Meatpaper
- Meatpaper Issue Zero
- Editor-In-Chief: Sasha Wizansky
- Categories: Food
- Frequency: Quarterly
- Founded: 2006
- Final issue: 2013
- Country: U.S.
- Based in: San Francisco, California
- Language: English
- Website: meatpaper.com

= Meatpaper =

Meatpaper was an American magazine devoted to meat that was published between 2006 and 2013. The publication covered the ethics, aesthetics, and cultural significance of meat, and is more akin to an art journal than a usual food and drink magazine.

==History==
Published quarterly, it was founded in 2006 by Sasha Wizansky and Amy Standen, who (in addition to both being former vegetarians) met while working at Salon.com.

In addition to the magazine itself, Meatpaper has organized events, such as a series of seminars on raising domestic rabbits for food. In 2007, it was named among the best magazines of the year by Library Journal, which called it "unique, brash, and provocative". In 2010, Good included it in their list of the eight food magazines you should read now.

In August 2013, Meatpaper cofounder Wizansky announced that the magazine's 20th issue would be its final printing, but that back issues would still be available for purchase.

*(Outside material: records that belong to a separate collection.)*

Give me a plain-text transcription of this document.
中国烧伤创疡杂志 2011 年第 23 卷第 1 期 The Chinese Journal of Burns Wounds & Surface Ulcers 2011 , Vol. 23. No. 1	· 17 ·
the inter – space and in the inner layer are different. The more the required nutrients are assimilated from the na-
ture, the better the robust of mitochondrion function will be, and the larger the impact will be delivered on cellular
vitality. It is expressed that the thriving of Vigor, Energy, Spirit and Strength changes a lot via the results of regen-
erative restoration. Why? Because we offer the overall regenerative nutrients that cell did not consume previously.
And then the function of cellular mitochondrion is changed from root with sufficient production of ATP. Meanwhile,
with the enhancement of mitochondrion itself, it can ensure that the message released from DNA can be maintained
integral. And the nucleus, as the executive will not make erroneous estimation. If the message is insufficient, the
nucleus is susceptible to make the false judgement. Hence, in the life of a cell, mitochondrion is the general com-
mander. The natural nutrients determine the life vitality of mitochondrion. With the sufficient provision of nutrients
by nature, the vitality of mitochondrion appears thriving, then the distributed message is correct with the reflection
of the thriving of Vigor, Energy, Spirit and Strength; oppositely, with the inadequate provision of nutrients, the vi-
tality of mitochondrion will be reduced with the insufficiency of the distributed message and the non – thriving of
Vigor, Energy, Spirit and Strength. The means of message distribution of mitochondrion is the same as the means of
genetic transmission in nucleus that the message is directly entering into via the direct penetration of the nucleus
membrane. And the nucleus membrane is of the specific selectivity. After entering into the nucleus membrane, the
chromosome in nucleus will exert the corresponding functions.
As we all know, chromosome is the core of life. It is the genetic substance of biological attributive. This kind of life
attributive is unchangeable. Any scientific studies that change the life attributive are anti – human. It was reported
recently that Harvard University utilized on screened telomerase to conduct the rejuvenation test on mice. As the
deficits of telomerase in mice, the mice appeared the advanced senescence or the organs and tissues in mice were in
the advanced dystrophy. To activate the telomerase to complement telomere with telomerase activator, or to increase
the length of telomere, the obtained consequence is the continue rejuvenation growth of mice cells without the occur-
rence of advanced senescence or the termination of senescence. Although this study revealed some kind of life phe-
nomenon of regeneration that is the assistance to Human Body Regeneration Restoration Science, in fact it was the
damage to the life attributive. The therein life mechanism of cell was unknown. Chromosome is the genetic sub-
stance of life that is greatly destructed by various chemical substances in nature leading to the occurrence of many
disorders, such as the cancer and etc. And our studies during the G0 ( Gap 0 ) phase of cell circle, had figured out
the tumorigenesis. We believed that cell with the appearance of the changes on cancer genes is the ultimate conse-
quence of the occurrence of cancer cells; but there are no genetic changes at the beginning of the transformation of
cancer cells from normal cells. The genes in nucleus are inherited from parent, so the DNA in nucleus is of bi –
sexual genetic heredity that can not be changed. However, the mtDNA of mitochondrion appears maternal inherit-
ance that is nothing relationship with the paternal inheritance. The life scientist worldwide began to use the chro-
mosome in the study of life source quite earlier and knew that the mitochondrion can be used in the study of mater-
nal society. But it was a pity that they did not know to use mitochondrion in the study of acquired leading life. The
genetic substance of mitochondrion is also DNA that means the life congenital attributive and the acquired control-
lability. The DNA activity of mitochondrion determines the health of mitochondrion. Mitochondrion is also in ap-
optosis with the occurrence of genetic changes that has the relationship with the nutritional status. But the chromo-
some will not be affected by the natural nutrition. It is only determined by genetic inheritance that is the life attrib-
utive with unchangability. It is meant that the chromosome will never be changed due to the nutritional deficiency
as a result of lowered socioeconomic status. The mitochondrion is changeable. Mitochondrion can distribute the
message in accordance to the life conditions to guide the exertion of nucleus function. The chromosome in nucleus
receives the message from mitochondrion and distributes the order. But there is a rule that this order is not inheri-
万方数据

==Content and editorial stance==
Unlike many traditional food magazines, Meatpaper's content is not primarily directed at publishing recipes, but discusses the politics and ethics of food, along with essays and reporting on how it is prepared and consumed. In addition to editorial content, it is known for art, including original illustrations, paintings, and photographs.

The magazine intentionally does not take a particular stance that is for or against eating meat, but rather discusses it as a cultural phenomenon. Issues have included topics such as an interview with the creator of the meat dress of Lady Gaga, and a discussion of beef heart by famously offal-loving chef Chris Cosentino.